Homeowners policies exclude liability coverage for any accidents relating to the use of a car, truck or motorcycle. (Your personal auto/motorcycle policy covers this exposure.) Policies also exclude coverage for liability arising from “business pursuits.” If you own a business, even if you operate it out of your home, you will need a business liability or business package policy to cover this exposure.

Your liability coverage also does not apply to damages or injuries caused by intentional acts. Thus, if due to your negligence your fence falls and damages your neighbor’s landscaping, your policy would likely cover your costs of repairs. On the other hand, if you chop a tree down and it falls on the neighbor’s roof, your policy would probably not cover that claim.


In some states, homeowners policies will cover the intentional acts of the minor child of a policyholder. This coverage stems from the principle of “vicarious parental liability,” which holds a parent responsible for a child’s actions. Homeowners policies in some states include coverage for vicarious parental liability, but with low limits — for example, $3,000.


Homeowners policies also exclude coverage for libel and slander, or the communication of false information that can harm a person’s or group’s reputation.

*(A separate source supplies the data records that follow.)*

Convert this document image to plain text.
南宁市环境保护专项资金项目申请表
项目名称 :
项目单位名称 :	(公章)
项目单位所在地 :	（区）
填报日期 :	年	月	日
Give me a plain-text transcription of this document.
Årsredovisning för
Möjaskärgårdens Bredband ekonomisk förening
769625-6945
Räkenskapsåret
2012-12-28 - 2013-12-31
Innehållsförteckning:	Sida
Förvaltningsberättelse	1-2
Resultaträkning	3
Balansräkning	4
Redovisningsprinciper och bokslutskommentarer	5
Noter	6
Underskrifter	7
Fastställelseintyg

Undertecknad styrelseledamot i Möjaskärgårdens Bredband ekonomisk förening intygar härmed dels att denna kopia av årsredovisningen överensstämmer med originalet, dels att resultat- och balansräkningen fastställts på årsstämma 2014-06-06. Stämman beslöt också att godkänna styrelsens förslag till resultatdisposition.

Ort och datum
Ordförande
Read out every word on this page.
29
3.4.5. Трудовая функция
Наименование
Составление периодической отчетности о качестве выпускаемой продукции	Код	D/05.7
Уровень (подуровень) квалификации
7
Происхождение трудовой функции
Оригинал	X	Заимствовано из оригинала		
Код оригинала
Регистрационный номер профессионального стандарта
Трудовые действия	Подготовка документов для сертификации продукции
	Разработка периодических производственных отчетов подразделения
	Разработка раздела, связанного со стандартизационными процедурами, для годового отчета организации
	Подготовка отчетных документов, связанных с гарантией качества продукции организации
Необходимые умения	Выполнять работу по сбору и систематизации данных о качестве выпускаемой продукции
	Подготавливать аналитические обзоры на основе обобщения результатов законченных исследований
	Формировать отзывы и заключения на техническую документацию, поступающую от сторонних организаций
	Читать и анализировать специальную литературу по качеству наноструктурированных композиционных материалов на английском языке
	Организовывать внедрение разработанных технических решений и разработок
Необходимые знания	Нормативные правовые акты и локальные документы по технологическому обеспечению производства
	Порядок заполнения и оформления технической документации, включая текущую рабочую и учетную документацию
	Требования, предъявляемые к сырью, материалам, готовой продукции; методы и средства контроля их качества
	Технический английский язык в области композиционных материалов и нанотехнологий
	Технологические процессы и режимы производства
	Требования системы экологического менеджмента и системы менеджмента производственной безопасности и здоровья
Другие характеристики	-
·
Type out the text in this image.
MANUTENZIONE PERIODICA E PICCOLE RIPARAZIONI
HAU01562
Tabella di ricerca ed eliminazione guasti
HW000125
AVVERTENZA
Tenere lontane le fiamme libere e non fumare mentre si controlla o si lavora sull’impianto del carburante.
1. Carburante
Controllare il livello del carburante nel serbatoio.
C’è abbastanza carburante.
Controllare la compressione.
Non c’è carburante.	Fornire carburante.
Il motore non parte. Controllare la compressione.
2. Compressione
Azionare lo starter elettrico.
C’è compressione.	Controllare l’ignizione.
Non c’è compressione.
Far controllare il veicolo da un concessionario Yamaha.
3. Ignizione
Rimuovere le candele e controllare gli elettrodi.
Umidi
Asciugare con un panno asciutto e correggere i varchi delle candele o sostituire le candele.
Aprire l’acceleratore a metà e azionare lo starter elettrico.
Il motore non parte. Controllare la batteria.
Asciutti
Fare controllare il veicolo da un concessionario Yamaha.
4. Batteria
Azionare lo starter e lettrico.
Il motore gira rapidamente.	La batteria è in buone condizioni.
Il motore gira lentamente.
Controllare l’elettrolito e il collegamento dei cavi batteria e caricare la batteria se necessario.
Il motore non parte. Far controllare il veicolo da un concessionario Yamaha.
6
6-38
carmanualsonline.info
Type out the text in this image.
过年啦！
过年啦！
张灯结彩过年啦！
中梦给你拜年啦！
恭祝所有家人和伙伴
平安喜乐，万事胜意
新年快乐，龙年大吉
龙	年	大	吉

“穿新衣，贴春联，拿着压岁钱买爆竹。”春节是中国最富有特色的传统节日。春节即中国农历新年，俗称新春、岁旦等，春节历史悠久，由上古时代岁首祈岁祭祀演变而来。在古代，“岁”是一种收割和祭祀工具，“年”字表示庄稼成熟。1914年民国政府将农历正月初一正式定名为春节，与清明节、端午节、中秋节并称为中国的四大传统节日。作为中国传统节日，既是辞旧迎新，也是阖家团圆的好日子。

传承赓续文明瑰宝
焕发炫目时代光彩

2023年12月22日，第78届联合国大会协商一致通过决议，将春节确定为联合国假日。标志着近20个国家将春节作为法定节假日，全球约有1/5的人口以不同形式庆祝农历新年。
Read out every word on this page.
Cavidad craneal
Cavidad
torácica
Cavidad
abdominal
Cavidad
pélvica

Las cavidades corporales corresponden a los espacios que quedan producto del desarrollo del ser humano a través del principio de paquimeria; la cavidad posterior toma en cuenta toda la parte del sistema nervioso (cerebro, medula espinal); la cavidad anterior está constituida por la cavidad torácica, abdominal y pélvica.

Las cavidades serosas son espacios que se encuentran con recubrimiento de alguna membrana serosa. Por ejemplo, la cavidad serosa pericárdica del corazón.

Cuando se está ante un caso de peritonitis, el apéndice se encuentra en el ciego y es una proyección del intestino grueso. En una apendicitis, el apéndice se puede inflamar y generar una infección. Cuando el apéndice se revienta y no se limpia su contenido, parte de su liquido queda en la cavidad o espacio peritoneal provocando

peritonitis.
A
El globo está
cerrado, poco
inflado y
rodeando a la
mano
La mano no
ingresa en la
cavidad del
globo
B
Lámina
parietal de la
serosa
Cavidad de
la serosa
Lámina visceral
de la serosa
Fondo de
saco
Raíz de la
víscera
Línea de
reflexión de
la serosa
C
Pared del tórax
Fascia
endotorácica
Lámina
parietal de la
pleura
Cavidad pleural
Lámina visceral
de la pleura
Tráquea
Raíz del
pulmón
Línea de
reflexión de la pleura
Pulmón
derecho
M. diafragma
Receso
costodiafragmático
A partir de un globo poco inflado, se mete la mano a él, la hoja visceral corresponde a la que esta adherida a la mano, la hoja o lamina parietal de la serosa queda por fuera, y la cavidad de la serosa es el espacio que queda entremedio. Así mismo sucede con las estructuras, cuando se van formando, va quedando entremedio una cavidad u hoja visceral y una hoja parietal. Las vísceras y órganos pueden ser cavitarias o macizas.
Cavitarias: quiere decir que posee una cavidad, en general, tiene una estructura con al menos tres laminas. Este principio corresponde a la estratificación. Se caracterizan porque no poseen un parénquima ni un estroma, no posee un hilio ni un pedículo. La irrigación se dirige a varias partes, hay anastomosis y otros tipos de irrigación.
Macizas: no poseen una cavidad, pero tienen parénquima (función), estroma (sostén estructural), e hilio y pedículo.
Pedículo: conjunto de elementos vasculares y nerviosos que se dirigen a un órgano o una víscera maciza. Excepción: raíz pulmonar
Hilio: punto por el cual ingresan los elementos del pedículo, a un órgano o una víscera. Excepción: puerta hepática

The communication may be spoken (slander) or written or otherwise recorded (libel).

Many insurance companies also exclude coverage for dog bites. Some will even refuse to insure homeowners who own “vicious breeds.” The “vicious breed” list varies from insurer to insurer, and even year to year. If you own a dog, we can help you evaluate your liability coverage needs, particularly if you have a guard dog or one with a history of biting people or attacking other people’s pets.


Adding More Coverage


Typical homeowners policies have liability limits that range from $100,000-$300,000. Policies for higher-end homes might have higher limits, but seldom more than $1 million. High net worth or prominent individuals are more frequent targets of lawsuits than others. If you have only the standard liability limits, they might not be enough to protect your assets from a lawsuit over a serious injury. You can buy a personal liability umbrella policy, a separate policy that increases the liability limits of both your homeowners and auto policies. Umbrellas can increase your liability coverage to $1 million or more for very little extra expense.